A cada eleição, Brasil tem novas regras Câmara deve votar na terça mais uma mudança no sistema eleitoral

Publicação: 19/08/2017 03:00

Enquanto o Congresso avança na aprovação do distritão e de um fundo bilionário para bancar as campanhas do próximo ano, o Brasil já acumula uma mudança eleitoral a cada disputa desde a redemocratização. Entre 1993, quando acabou o prazo para a implementação das disposições transitórias da Constituição de 1988, e 2015, quando foi realizada a última minirreforma política, as regras do jogo mudaram, em média, de 18 em 18 meses.

Quase todas as alterações foram feitas em véspera de ano eleitoral. Um marco aprovado um ano antes para entrar em vigor na eleição de 1994 foi a permissão do financiamento de campanhas por empresas. Quatro anos depois, em 1997, também em véspera de disputa, uma emenda à Constituição deu a possibilidade a presidente, governadores e prefeitos de se reelegerem, o que facilitou o segundo mandato de Fernando Henrique Cardoso.

Foram 14 alterações relevantes implementadas ao longo de 22 anos por meio de projetos de lei, propostas de emenda à Constituição (PECs) e decisões judiciais. Em três décadas, o Legislativo criou cinco comissões para discutir reforma política - a última delas aprovou uma série de novas normas para a eleição de 2018, que serão levadas agora ao plenário da Câmara. O Judiciário, porém, promoveu as mudanças mais relevantes.

Ao Congresso coube a aprovação de duas mudanças importantes: a Lei da Ficha Limpa e a emenda à Constituição que liberou os partidos para negociar nos estados coligações distintas à do plano nacional. Os dados estão publicados no livro Representantes de quem? (2017), de Jairo Nicolau, professor da Universidade Federal do Rio de Janeiro (UFRJ).

Segundo cientistas políticos e juristas consultados pela reportagem, as alterações das leis promovidas pelos parlamentares revelam conveniência eleitoral e a busca por sobrevivência política.
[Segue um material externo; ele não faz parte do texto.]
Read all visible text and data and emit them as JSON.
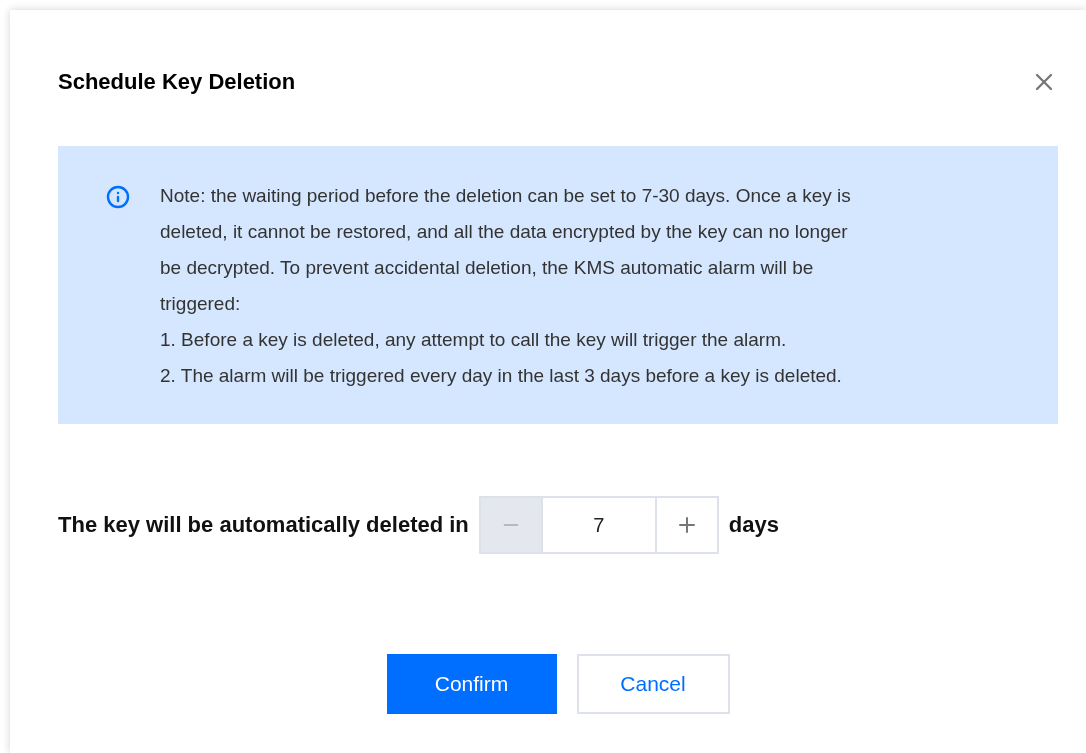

De acordo com o cientista político da Universidade Federal de Minas Gerais (UFMG), autor da pesquisa Dinheiro e política: A influência do poder econômico no Congresso Nacional, Bruno Reis, até 1997 as mudanças eram previsíveis, porque o sistema ainda não tinha “decantado”. Contudo, ele avalia que, quando o Supremo Tribunal Federal (STF) e o Tribunal Superior Eleitoral (TSE) começaram a mudar as regras, o Legislativo reagiu e, então, deu-se uma nova dinâmica. “É natural presumir que eles estejam tentando se proteger”, afirma Reis. “Há uma pressão social, pelo tamanho do descalabro, para que alguma providência regulatória institucional aconteça, mas não acho que vai acontecer. Não acredito que (a reforma política) será uma solução construtiva. Será uma manobra defensiva, que talvez agrave nossos males”, diz.

Distritão
Entre as críticas feitas pelos especialistas está o distritão. Pelo modelo aprovado na comissão da reforma política da Câmara, vencerá a eleição aquele candidato que obtiver o maior número de votos. Isso implica menor chance de renovação em um cenário em que parte dos parlamentares está citada na Lava-Jato. Já pelo atual modelo em vigor, chamado de proporcional, os eleitos são definidos com base na soma do número de votos de todos os candidatos e da legenda.

O cientista político da Universidade de São Paulo (USP) Glauco Peres é um dos críticos ao distritão, que, para ele, deverá fortalecer uma elite política. “Só político com dinheiro vai ser eleito. A gente consegue distorcer o que esperaria do sistema proporcional, que é exatamente da minoria sendo apresentada”, diz. “A gente vai ter muita dificuldade de ver uma minoria sem dinheiro, sem capacidade de articulação e acesso, eleger alguém”, afirma.

A avaliação é semelhante à da cientista política da Universidade Federal do Rio Grande do Sul (UFRGS) Silvana Krause. “Distritão associado à proibição de financiamento privado de campanhas vai ser uma coisa perigosa, porque vai ter uma concentração de recursos em poucas campanhas”, diz a professora. Segundo ela, o efeito do sistema que será transitório para as eleições de 2018 e 2020 - a partir de 2022, o Brasil adotará, se aprovado, o distrital misto - vai ser de milionários financiando suas próprias campanhas.